Jailed Russian Opposition Politician Kara-Murza Additionally Charged With Treason

Vladimir Kara-Murza (file photo)

MOSCOW -- Jailed Russian opposition politician Vladimir Kara-Murza reportedly has been charged with high treason.

Russian media quoted unnamed law enforcement officials and sources as saying that the high-treason charge against Kara-Murza stems from his alleged cooperation with organizations in a NATO member for many years.

If convicted, the staunch Kremlin opponent faces up to 20 years in prison.

The 41-year-old politician was detained in April and sentenced to 15 days in jail on a charge of disobeying a police order. He was later charged with spreading false information about the Russian military while speaking to lawmakers in the U.S. state of Arizona.

Kara-Murza has rejected the charge, calling it politically motivated.

His lawyer, Vadim Prokhorov, told TASS on October 6 that the treason charge against Kara-Murza stems from speeches he gave at events in Lisbon, Helsinki, and Washington that criticized the Kremlin's rule.

“These speeches did not carry any threat to the country; it was public, open criticism,” Prokhorov said, according to TASS.

His arrest comes amid a mounting crackdown on Russian opposition figures and any dissent to the ongoing war in Ukraine that Moscow launched against its neighbor on February 24.

In August, Kara-Murza was additionally charged with carrying out activities of an undesirable organization for taking part in organizing a conference in Moscow last year to support political prisoners in Russia that was sponsored by the foreign-based Free Russia Foundation. That group has been declared "undesirable" in Russia.

The "undesirable organization" law, adopted in 2015, was part of a series of regulations pushed by the Kremlin that squeezed many nonprofit and nongovernmental organizations that received funding from foreign sources -- mainly from Europe and the United States.

Russian lawmakers have since dramatically widened the scope of the law, including to bar Russian nationals and organizations anywhere in the world from taking part in the activities of such "undesirable" groups.

In early March, President Vladimir Putin signed a law that calls for lengthy prison terms for distributing "deliberately false information" about Russian military operations.

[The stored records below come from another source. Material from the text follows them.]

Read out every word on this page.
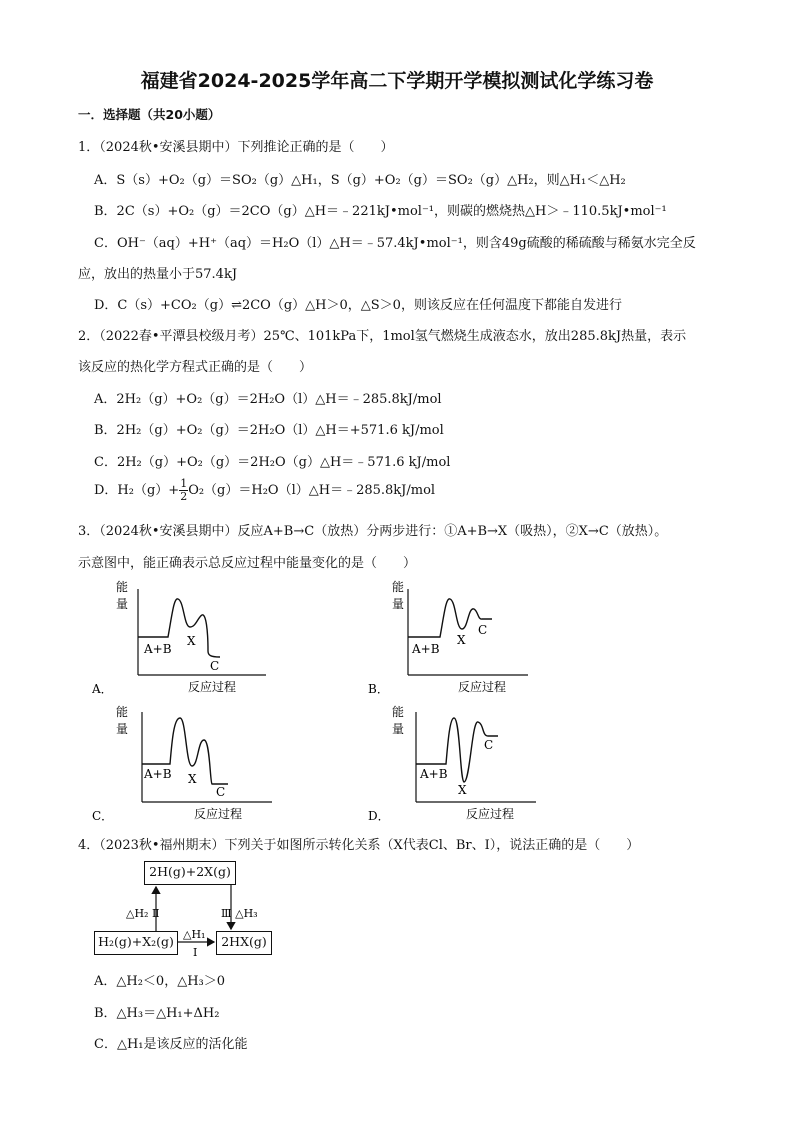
福建省2024-2025学年高二下学期开学模拟测试化学练习卷
一．选择题（共20小题）
1．（2024秋•安溪县期中）下列推论正确的是（　　）
A．S（s）+O₂（g）＝SO₂（g）△H₁，S（g）+O₂（g）＝SO₂（g）△H₂，则△H₁＜△H₂
B．2C（s）+O₂（g）＝2CO（g）△H＝﹣221kJ•mol⁻¹，则碳的燃烧热△H＞﹣110.5kJ•mol⁻¹
C．OH⁻（aq）+H⁺（aq）＝H₂O（l）△H＝﹣57.4kJ•mol⁻¹，则含49g硫酸的稀硫酸与稀氨水完全反
应，放出的热量小于57.4kJ
D．C（s）+CO₂（g）⇌2CO（g）△H＞0，△S＞0，则该反应在任何温度下都能自发进行
2．（2022春•平潭县校级月考）25℃、101kPa下，1mol氢气燃烧生成液态水，放出285.8kJ热量，表示
该反应的热化学方程式正确的是（　　）
A．2H₂（g）+O₂（g）＝2H₂O（l）△H＝﹣285.8kJ/mol
B．2H₂（g）+O₂（g）＝2H₂O（l）△H＝+571.6 kJ/mol
C．2H₂（g）+O₂（g）＝2H₂O（g）△H＝﹣571.6 kJ/mol
D．$H_2(g)+ \frac{1}{2}$ O₂（g）＝H₂O（l）△H＝﹣285.8kJ/mol
3．（2024秋•安溪县期中）反应A+B→C（放热）分两步进行：①A+B→X（吸热），②X→C（放热）。
示意图中，能正确表示总反应过程中能量变化的是（　　）
能
量
A+B
X
C
反应过程
A．
能
量
A+B
X
C
反应过程
B．
能
量
A+B X
C
反应过程
C．
能
量
A+B
X
C
反应过程
D．
4．（2023秋•福州期末）下列关于如图所示转化关系（X代表Cl、Br、I），说法正确的是（　　）
2H(g)+2X(g)
H₂(g)+X₂(g)	2HX(g)
△H₂ Ⅱ	Ⅲ △H₃
△H₁
Ⅰ
A．△H₂＜0，△H₃＞0
B．△H₃＝△H₁+ΔH₂
C．△H₁是该反应的活化能
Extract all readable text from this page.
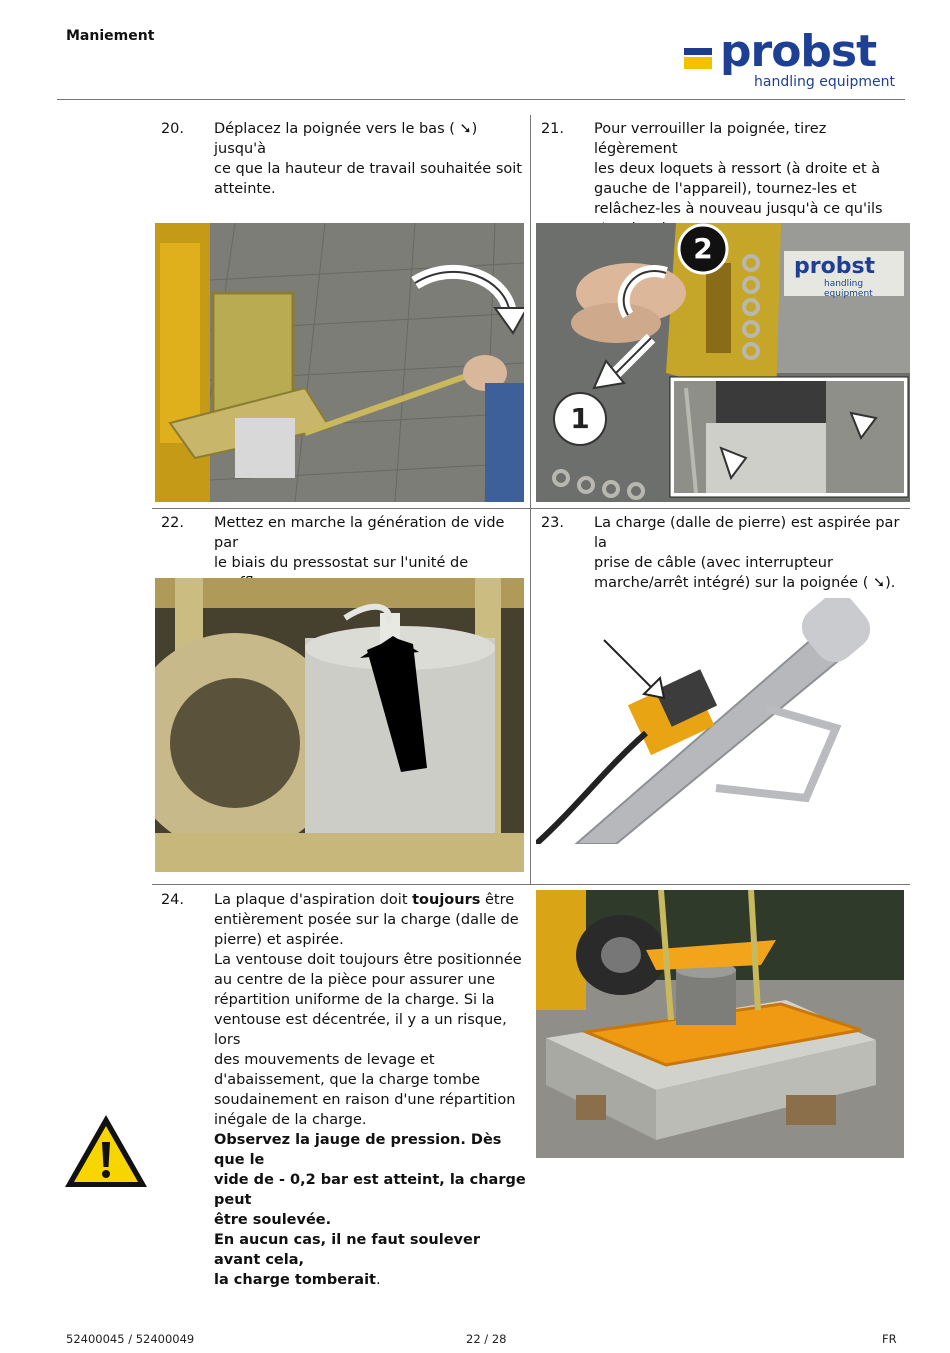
Maniement	probst
handling equipment
20. Déplacez la poignée vers le bas ( ➘) jusqu'à
ce que la hauteur de travail souhaitée soit
atteinte.
21. Pour verrouiller la poignée, tirez légèrement
les deux loquets à ressort (à droite et à
gauche de l'appareil), tournez-les et
relâchez-les à nouveau jusqu'à ce qu'ils
2
1
probst
handling equipment
22. Mettez en marche la génération de vide par
le biais du pressostat sur l'unité de
23. La charge (dalle de pierre) est aspirée par la
prise de câble (avec interrupteur
marche/arrêt intégré) sur la poignée ( ➘).
24. La plaque d'aspiration doit toujours être
entièrement posée sur la charge (dalle de
pierre) et aspirée.
La ventouse doit toujours être positionnée
au centre de la pièce pour assurer une
répartition uniforme de la charge. Si la
ventouse est décentrée, il y a un risque, lors
des mouvements de levage et
d'abaissement, que la charge tombe
soudainement en raison d'une répartition
inégale de la charge.
Observez la jauge de pression. Dès que le
vide de - 0,2 bar est atteint, la charge peut
être soulevée.
En aucun cas, il ne faut soulever avant cela,
la charge tomberait.
52400045 / 52400049	22 / 28	FR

The law envisages sentences of up to 10 years in prison for individuals convicted of an offense, while the penalty for the distribution of "deliberately false information" about the Russian military that leads to "serious consequences" is 15 years in prison.

A close associate of slain opposition leader Boris Nemtsov, Kara-Murza is best known for falling deathly ill on two separate occasions in Moscow -- in 2015 and 2017-- with symptoms consistent with poisoning.

Tissue samples smuggled out of Russia by his relatives were turned over to the FBI, which investigated his case as one of "intentional poisoning."

U.S. government laboratories also conducted extensive tests on the samples, but documents released by the Justice Department suggest they were unable to reach a conclusive finding.